BlueScope Steel Limited v S  FCA 4 (BlueScope Case)
BlueScope Steel Limited was successful in its urgent Federal Court of Australia application to prohibit a former employee from using or destroying its confidential information, including intellectual property and software.
The Employee was employed by Blue Scope Limited (the Employer) as a software development manager. At a meeting on 29 June 2015, the Employee was advised that as a result of the redundancy of her position, her employment would be terminated and the 12 year employment relationship would come to an end.
Whilst the employment of the Employee was terminated by the Employer, what had occurred before the meeting on 29 June 2015 and after the termination was of most importance to the Employer.

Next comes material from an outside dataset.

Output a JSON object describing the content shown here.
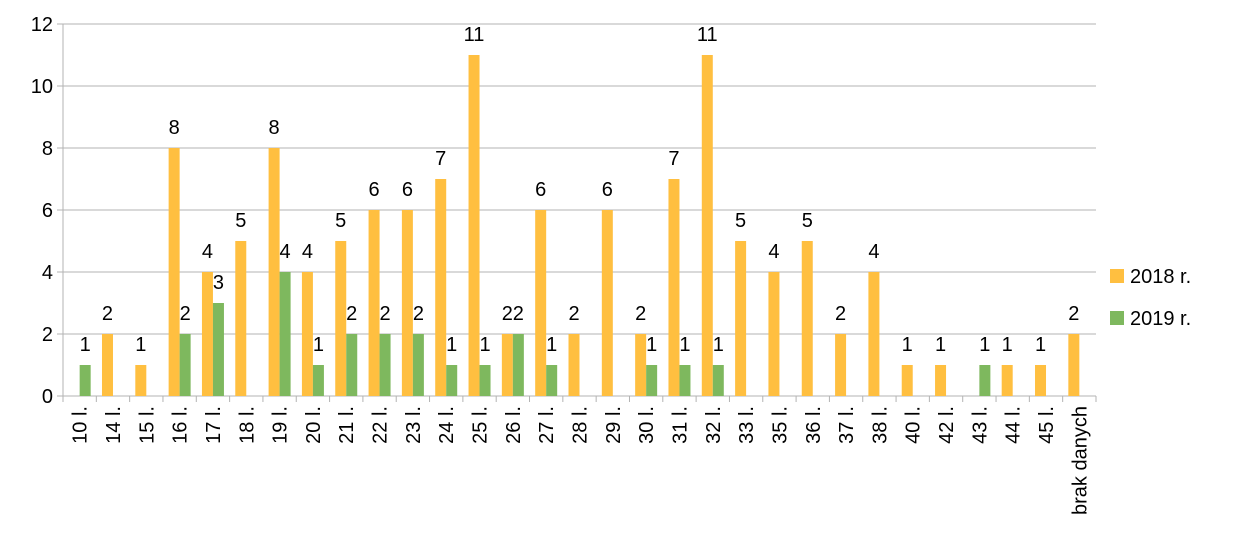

It was subsequently alleged by the Employer that in the hours before the redundancy meeting, the Employee had made a whole copy of her work computer hard drive, downloading copies of the Employer’s software, source codes, other confidential information and intellectual property belonging to the Employer. The Employer quickly commenced legal action in both Australia and Singapore for orders to prevent the use and/or destruction of its confidential information as well as for a search order.
Some months after the termination of her employment, the Employee was hired as the Innovation Manager for NS BlueScope Limited in Singapore, a direct competitor of the Employer.
After considering the evidence, Justice Bromberg was satisfied that the intellectual property was confidential information and of significant financial value and that there was a risk of financial loss to the Employer. He was also satisfied that there was an arguable case that without authorisation, the Employee took the confidential information when she left and had used it since her termination, including in her new employment with NS BlueScope.
Accordingly, Orders were granted prohibiting the Employee from using or destroying the confidential information.
So what can employers do to protect their confidential information?
This case articulates some of the real risks to employers when managing exiting employees. Although there is always a risk that an outgoing employee will do the wrong thing, there are some simple steps that can be put in place by employers to avert or diminish the risk.
The simplest measure is to ensure that employment contracts are appropriately drafted to include ‘protection of confidential information’ clauses stating that the employee is not to remove or copy or disclose confidential company information. This is particularly important for employees in senior roles who would have greater access to confidential company information.
Another very basic measure to implement is labelling confidential information as “confidential” to avoid any debate about the nature of the material and taking appropriate measures to secure that information (such as putting measures in place to prevent copying or downloading).
Other measures that an employer could implement include conducting ongoing monitoring of employee email and computer use and/or analyse the exiting employee’s computer before (if possible) and then immediately after their last day. This may assist in identifying whether an employee has (for example) emailed customer lists to their personal email account or made copies of company information to a portable hard drive. In some Australian jurisdictions, employees must be notified before such surveillance takes place, for example through a Workplace Surveillance Policy.
When there has been a breach or suspected breach employers must act immediately to seek the assistance of the courts. Any delay could be costly to the business, for example loss of business or sales if the confidential information is revealed to a competitor or result in the courts not providing the urgent relief requested.
Any time is a great time to review what measures your company has in place to protect confidential company information from being “going...going...gone!”